Nime traverse d’un pas décidé la nuée de corneilles sans la quitter des yeux. Bientôt les deux jeunes filles se retrouvent face à face. Nime lui tend un canif assez petit, usé par des années d’utilisation.
- Il est en piteux état… Mais je reconnais qu’il n’y a que mon père pour faire ce genre de gravures.
- Les couteaux, c’est pas trop mon truc.
- Tu es peut-être l’élève de mon père…
- T’es super longue à la détente en fait. J’ai aucune envie de t’affronter à nouveau, alors rends toi sans résistance.

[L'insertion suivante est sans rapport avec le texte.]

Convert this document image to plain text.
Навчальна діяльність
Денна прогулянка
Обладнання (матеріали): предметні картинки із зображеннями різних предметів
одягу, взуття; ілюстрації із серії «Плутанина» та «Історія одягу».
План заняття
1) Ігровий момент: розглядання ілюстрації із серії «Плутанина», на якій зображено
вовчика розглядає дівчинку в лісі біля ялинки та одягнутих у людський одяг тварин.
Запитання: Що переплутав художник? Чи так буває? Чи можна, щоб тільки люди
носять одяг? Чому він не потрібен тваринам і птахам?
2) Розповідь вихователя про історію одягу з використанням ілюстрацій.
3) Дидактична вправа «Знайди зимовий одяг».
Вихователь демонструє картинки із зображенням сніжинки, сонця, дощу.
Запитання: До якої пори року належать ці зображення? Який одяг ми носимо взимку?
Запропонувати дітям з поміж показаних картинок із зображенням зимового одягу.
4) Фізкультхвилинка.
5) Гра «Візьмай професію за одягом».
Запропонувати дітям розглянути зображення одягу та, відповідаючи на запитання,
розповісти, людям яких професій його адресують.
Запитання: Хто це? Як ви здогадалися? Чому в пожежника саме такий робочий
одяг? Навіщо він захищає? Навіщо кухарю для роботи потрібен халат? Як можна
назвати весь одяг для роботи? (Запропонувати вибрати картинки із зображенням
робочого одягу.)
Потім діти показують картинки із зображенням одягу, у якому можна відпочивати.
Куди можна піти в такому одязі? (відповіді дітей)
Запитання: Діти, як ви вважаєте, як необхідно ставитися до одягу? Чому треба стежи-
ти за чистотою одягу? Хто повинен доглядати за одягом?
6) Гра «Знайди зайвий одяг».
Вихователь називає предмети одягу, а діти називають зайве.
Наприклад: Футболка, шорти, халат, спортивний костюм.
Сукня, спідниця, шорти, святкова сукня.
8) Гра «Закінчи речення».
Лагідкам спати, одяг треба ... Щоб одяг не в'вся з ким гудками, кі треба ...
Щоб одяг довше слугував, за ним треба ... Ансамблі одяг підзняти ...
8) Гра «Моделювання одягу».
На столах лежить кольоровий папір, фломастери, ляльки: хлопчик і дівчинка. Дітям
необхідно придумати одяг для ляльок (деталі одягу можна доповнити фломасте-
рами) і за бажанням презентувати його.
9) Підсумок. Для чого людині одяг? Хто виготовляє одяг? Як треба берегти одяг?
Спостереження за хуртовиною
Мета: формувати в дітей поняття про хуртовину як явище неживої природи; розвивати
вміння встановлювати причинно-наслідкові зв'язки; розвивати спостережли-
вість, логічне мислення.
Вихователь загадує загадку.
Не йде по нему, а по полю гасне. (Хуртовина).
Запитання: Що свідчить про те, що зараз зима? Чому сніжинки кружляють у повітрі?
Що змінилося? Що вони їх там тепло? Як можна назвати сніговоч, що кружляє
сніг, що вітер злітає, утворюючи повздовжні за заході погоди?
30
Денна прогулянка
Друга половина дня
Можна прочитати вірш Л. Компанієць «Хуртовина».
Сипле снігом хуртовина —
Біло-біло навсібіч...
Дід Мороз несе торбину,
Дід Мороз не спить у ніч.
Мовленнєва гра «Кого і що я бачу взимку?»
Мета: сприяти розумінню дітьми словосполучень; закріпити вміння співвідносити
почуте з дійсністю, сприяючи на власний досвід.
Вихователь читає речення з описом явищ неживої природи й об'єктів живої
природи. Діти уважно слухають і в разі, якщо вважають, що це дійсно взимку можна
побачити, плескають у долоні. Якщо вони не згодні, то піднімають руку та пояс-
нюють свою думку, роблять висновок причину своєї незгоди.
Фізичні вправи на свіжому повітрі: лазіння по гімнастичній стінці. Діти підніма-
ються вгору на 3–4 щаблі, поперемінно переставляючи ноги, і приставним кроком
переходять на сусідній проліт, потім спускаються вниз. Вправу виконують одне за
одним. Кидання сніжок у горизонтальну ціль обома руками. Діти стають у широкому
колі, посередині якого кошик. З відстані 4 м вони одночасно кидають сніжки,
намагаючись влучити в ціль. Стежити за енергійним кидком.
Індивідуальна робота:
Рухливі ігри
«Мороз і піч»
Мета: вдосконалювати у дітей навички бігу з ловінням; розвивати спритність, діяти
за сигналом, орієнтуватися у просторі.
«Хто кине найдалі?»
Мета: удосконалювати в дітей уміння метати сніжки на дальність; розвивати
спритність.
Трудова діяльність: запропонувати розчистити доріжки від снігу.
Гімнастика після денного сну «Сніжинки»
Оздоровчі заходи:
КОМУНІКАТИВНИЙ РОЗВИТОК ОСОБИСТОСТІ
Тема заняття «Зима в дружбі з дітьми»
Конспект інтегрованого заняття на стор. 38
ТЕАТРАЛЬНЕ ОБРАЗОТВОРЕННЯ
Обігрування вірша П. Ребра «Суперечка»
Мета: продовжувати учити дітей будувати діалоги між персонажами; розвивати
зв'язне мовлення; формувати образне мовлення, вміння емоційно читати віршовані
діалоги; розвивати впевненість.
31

- Et qu’est ce qui me prouve que tu n'as pas récupéré un de ses couteaux en pillant son cadavre ?
- Faut pas abuser non plus.
- N'est ce pas chose courante à Stiss ?
- Mais quelle image avez-vous de ma ville ?
- Depuis que les usines de Stiss ont fermé, la ville a périclité et la plupart de ses habitants sont tombés dans la criminalité…
- Veuillez cesser de me prendre pour une délinqu… Zut, je crois que les cours d’Ethio m’ont contaminée.
Bref, tu peux choisir de venir avec nous de ton plein gré jusqu’à la capitale pour témoigner devant les Trimera que tu es la seule responsable de mon retard, ou de te faire botter les fesses maintenant.
- Je vais y réfléchir.
- Un peu plus vite s’il te plait. C’est la décapitation que je risque si j’traine trop à faire mon recensement.
- J’accepte de venir sans rechigner, mais en échange, raconte-moi comment mon père est mort.
- Ok ! Laisse-toi faire, je vais te révéler toute l’histoire pendant que je m’assure que tu ne fausse plus compagnie.
Nime, utilise alors un fil rouge pour attacher lui attacher la cheville. Pendant le récit, Caroline fixe Nime d’un œil nouveau comme si elle avait eu une révélation.